Obserwując i podążając za krzyżem szczecińskimi ulicami, nasuwa mi się pewien obraz. Chrystus podążając sobie przeznaczoną drogą, z krzyżem na ramionach, szedł w tłumie, popychany, poniżany czy wytykany palcami. Tłum krzyczał i się naśmiewał. Nasza Droga Krzyżowa wiedzie różnymi częściami miasta. Tak jak wtedy również i my idziemy, z tą różnicą, że dziś nikt nie krzyczy. Za krzyżem podążamy w skupieniu, w zadumie, rozważając tajemnice poszczególnych stacji. Podobnie jak Jezus spotykał gapiów i ludzi wrogo nastawionych tak i nam zdarza się usłyszeć gdzieś z oddali, nie miłe słowa, napotkać mieszkańców, którzy pukają się palcem w czoło i szepczą pod nosem „co to za pomysł”, „co oni robią”, inni dla żartów w swoich mieszkaniach, przy otwartych na oścież oknach podgłaśniają muzykę. Zapewne każdy z biorących udział w Drodze ma swoje własne obrazy, swoje własne, osobiste odniesienia do Chrystusowej Drogi.
Krzyż, który weźmiesz na siebie, po drodze się zgubi.

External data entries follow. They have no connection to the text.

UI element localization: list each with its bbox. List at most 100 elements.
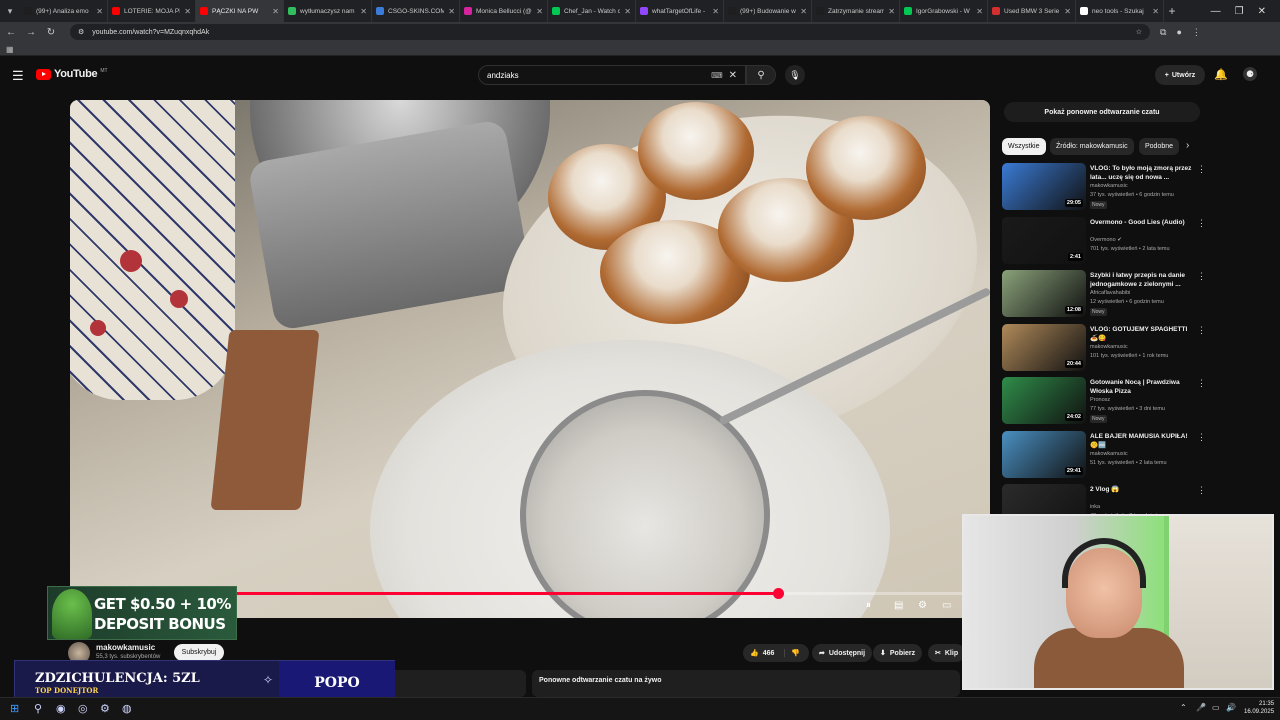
related-video-item[interactable]: 2:41 Overmono - Good Lies (Audio) Overmono… bbox=[1002, 216, 1206, 267]
tray-chevron-icon[interactable]: ⌃ bbox=[1180, 703, 1187, 712]
voice-search-button[interactable]: 🎙 bbox=[785, 65, 805, 85]
clip-button[interactable]: ✂ Klip bbox=[928, 644, 966, 662]
chrome-icon[interactable]: ◎ bbox=[78, 702, 88, 715]
settings-taskbar-icon[interactable]: ⚙ bbox=[100, 702, 110, 715]
video-channel[interactable]: Africaflavahabibi bbox=[1090, 290, 1130, 296]
discord-icon[interactable]: ◉ bbox=[56, 702, 66, 715]
video-channel[interactable]: inka bbox=[1090, 504, 1100, 510]
video-thumbnail[interactable]: 29:05 bbox=[1002, 163, 1086, 210]
new-tab-button[interactable]: + bbox=[1164, 4, 1180, 18]
volume-icon[interactable]: 🔊 bbox=[1226, 703, 1236, 712]
video-thumbnail[interactable]: 24:02 bbox=[1002, 377, 1086, 424]
autoplay-toggle-icon[interactable]: ⏸ bbox=[866, 600, 871, 611]
tab-search-chevron-icon[interactable]: ▾ bbox=[0, 0, 20, 22]
search-button[interactable]: ⚲ bbox=[746, 65, 776, 85]
more-options-icon[interactable]: ⋮ bbox=[1197, 218, 1206, 229]
windows-start-icon[interactable]: ⊞ bbox=[10, 702, 19, 715]
thumbs-down-icon[interactable]: 👎 bbox=[784, 649, 800, 657]
youtube-logo[interactable]: YouTube MT bbox=[36, 68, 108, 80]
subscribe-button[interactable]: Subskrybuj bbox=[174, 644, 224, 661]
browser-tab[interactable]: IgorGrabowski - W ✕ bbox=[900, 0, 988, 22]
chip-all[interactable]: Wszystkie bbox=[1002, 138, 1046, 155]
more-options-icon[interactable]: ⋮ bbox=[1197, 325, 1206, 336]
tab-close-icon[interactable]: ✕ bbox=[888, 7, 895, 16]
browser-tab[interactable]: neo tools - Szukaj ✕ bbox=[1076, 0, 1164, 22]
tab-close-icon[interactable]: ✕ bbox=[448, 7, 455, 16]
tab-close-icon[interactable]: ✕ bbox=[184, 7, 191, 16]
settings-gear-icon[interactable]: ⚙ bbox=[918, 600, 927, 611]
menu-hamburger-icon[interactable]: ☰ bbox=[12, 68, 24, 84]
tab-close-icon[interactable]: ✕ bbox=[712, 7, 719, 16]
browser-tab[interactable]: PĄCZKI NA PW ✕ bbox=[196, 0, 284, 22]
video-title[interactable]: Overmono - Good Lies (Audio) bbox=[1090, 218, 1192, 227]
account-avatar[interactable]: ⚈ bbox=[1243, 67, 1257, 81]
tab-close-icon[interactable]: ✕ bbox=[360, 7, 367, 16]
tray-monitor-icon[interactable]: ▭ bbox=[1212, 703, 1220, 712]
reload-icon[interactable]: ↻ bbox=[46, 27, 56, 38]
profile-icon[interactable]: ● bbox=[1176, 27, 1181, 37]
forward-icon[interactable]: → bbox=[26, 27, 36, 38]
video-channel[interactable]: makowkamusic bbox=[1090, 183, 1128, 189]
taskbar-clock[interactable]: 21:35 16.09.2025 bbox=[1244, 700, 1274, 716]
browser-tab[interactable]: Zatrzymanie stream ✕ bbox=[812, 0, 900, 22]
site-info-icon[interactable]: ⚙ bbox=[78, 28, 84, 36]
chip-related[interactable]: Podobne bbox=[1139, 138, 1180, 155]
chip-from-channel[interactable]: Źródło: makowkamusic bbox=[1050, 138, 1134, 155]
tab-close-icon[interactable]: ✕ bbox=[1064, 7, 1071, 16]
related-video-item[interactable]: 29:05 VLOG: To było moją zmorą przez lata… bbox=[1002, 163, 1206, 213]
browser-tab[interactable]: Chef_Jan - Watch c ✕ bbox=[548, 0, 636, 22]
chips-next-chevron-icon[interactable]: › bbox=[1186, 140, 1189, 151]
tab-close-icon[interactable]: ✕ bbox=[800, 7, 807, 16]
tab-close-icon[interactable]: ✕ bbox=[1152, 7, 1159, 16]
browser-tab[interactable]: Monica Bellucci (@ ✕ bbox=[460, 0, 548, 22]
related-video-item[interactable]: 29:41 ALE BAJER MAMUSIA KUPIŁA!🤫🆒 makowkam… bbox=[1002, 430, 1206, 481]
video-player[interactable]: ⏸ ▤ ⚙ ▭ bbox=[70, 100, 990, 618]
create-button[interactable]: + Utwórz bbox=[1155, 65, 1205, 85]
tab-close-icon[interactable]: ✕ bbox=[272, 7, 279, 16]
browser-tab[interactable]: (99+) Analiza emo ✕ bbox=[20, 0, 108, 22]
obs-icon[interactable]: ◍ bbox=[122, 702, 132, 715]
close-window-icon[interactable]: ✕ bbox=[1258, 6, 1266, 17]
maximize-icon[interactable]: ❐ bbox=[1235, 6, 1244, 17]
browser-tab[interactable]: LOTERIE: MOJA PER ✕ bbox=[108, 0, 196, 22]
extensions-icon[interactable]: ⧉ bbox=[1160, 27, 1166, 38]
video-thumbnail[interactable]: 29:41 bbox=[1002, 430, 1086, 478]
video-title[interactable]: VLOG: GOTUJEMY SPAGHETTI 🍝😋 bbox=[1090, 325, 1192, 343]
browser-tab[interactable]: wytłumaczysz nam ✕ bbox=[284, 0, 372, 22]
video-thumbnail[interactable]: 20:44 bbox=[1002, 323, 1086, 371]
browser-tab[interactable]: whatTargetOfLife - ✕ bbox=[636, 0, 724, 22]
tab-close-icon[interactable]: ✕ bbox=[624, 7, 631, 16]
related-video-item[interactable]: 12:08 Szybki i łatwy przepis na danie jed… bbox=[1002, 270, 1206, 320]
browser-tab[interactable]: (99+) Budowanie wi ✕ bbox=[724, 0, 812, 22]
video-channel[interactable]: makowkamusic bbox=[1090, 451, 1128, 457]
ad-overlay-banner[interactable]: GET $0.50 + 10% DEPOSIT BONUS bbox=[47, 586, 237, 640]
video-title[interactable]: 2 Vlog 😱 bbox=[1090, 485, 1192, 494]
keyboard-icon[interactable]: ⌨ bbox=[711, 71, 723, 80]
browser-tab[interactable]: Used BMW 3 Serie ✕ bbox=[988, 0, 1076, 22]
video-channel[interactable]: makowkamusic bbox=[1090, 344, 1128, 350]
more-options-icon[interactable]: ⋮ bbox=[1197, 164, 1206, 175]
video-thumbnail[interactable]: 2:41 bbox=[1002, 216, 1086, 264]
tab-close-icon[interactable]: ✕ bbox=[96, 7, 103, 16]
related-video-item[interactable]: 24:02 Gotowanie Nocą | Prawdziwa Włoska P… bbox=[1002, 377, 1206, 427]
apps-grid-icon[interactable]: ▦ bbox=[6, 45, 14, 54]
more-options-icon[interactable]: ⋮ bbox=[1197, 378, 1206, 389]
video-channel[interactable]: Pronosz bbox=[1090, 397, 1110, 403]
video-channel[interactable]: Overmono ✔ bbox=[1090, 237, 1122, 243]
channel-name[interactable]: makowkamusic bbox=[96, 643, 155, 652]
minimize-icon[interactable]: — bbox=[1211, 6, 1221, 17]
bookmark-star-icon[interactable]: ☆ bbox=[1136, 28, 1142, 36]
browser-menu-icon[interactable]: ⋮ bbox=[1192, 27, 1201, 38]
tab-close-icon[interactable]: ✕ bbox=[976, 7, 983, 16]
related-video-item[interactable]: 20:44 VLOG: GOTUJEMY SPAGHETTI 🍝😋 makowkam… bbox=[1002, 323, 1206, 374]
browser-tab[interactable]: CSGO-SKINS.COM ✕ bbox=[372, 0, 460, 22]
search-input[interactable]: andziaks ⌨ ✕ bbox=[478, 65, 746, 85]
video-thumbnail[interactable]: 12:08 bbox=[1002, 270, 1086, 317]
share-button[interactable]: ➦ Udostępnij bbox=[812, 644, 873, 662]
back-icon[interactable]: ← bbox=[6, 27, 16, 38]
theater-mode-icon[interactable]: ▭ bbox=[942, 600, 951, 611]
video-title[interactable]: Gotowanie Nocą | Prawdziwa Włoska Pizza bbox=[1090, 378, 1192, 396]
subtitles-icon[interactable]: ▤ bbox=[894, 600, 903, 611]
show-chat-replay-button[interactable]: Pokaż ponowne odtwarzanie czatu bbox=[1004, 102, 1200, 122]
video-title[interactable]: Szybki i łatwy przepis na danie jednogam… bbox=[1090, 271, 1192, 289]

Krzyż, którego nie przyjmiesz, będzie Ci leżał w poprzek każdej drogi.
(P.Bosmans, Szczęście na każdy dzień)
Krzyż jest obecny w naszym życiu. Czy to nam się podoba czy też nie, jest on w życiu każdego z nas z osobna. Nasze krzyże, są przeróżne, tak jak różni są ludzie. Tak wielu ucieka od niego. Walczy z nim, walcząc w ten sposób z samym Bogiem, który na nim jest. Im bardziej uciekamy od naszego „drzewa” krzyża tym cięższe się staje. Z krzyżem nie wygramy, broni go bowiem sam Bóg. Dlaczego przemienia się w rozpacz i staje się nie do zniesienia? Odpowiedź prosta – nie ma na nim Chrystusa.
Krocząc trasą tego wyjątkowego marszu każdy ma możliwość wziąć na swój bark Krzyż. Każdy, kto zapragnie, może wraz z innymi osobami ponieść krzyż do następnej stacji. Tych parę kroków może stać się początkiem podjęcia naszego duchowego krzyża, tego niewidocznego, który sprawia ból, wyciska łzy i smuci. Ta krótka chwila, może dać początek wielkiemu dziełu. Dziełu pojednania się z Bogiem, przyjęcia i akceptacji Jego woli, otworzenia swojego serca na Jego miłość. Krzyż niesiony z Bogiem staje się lżejszy.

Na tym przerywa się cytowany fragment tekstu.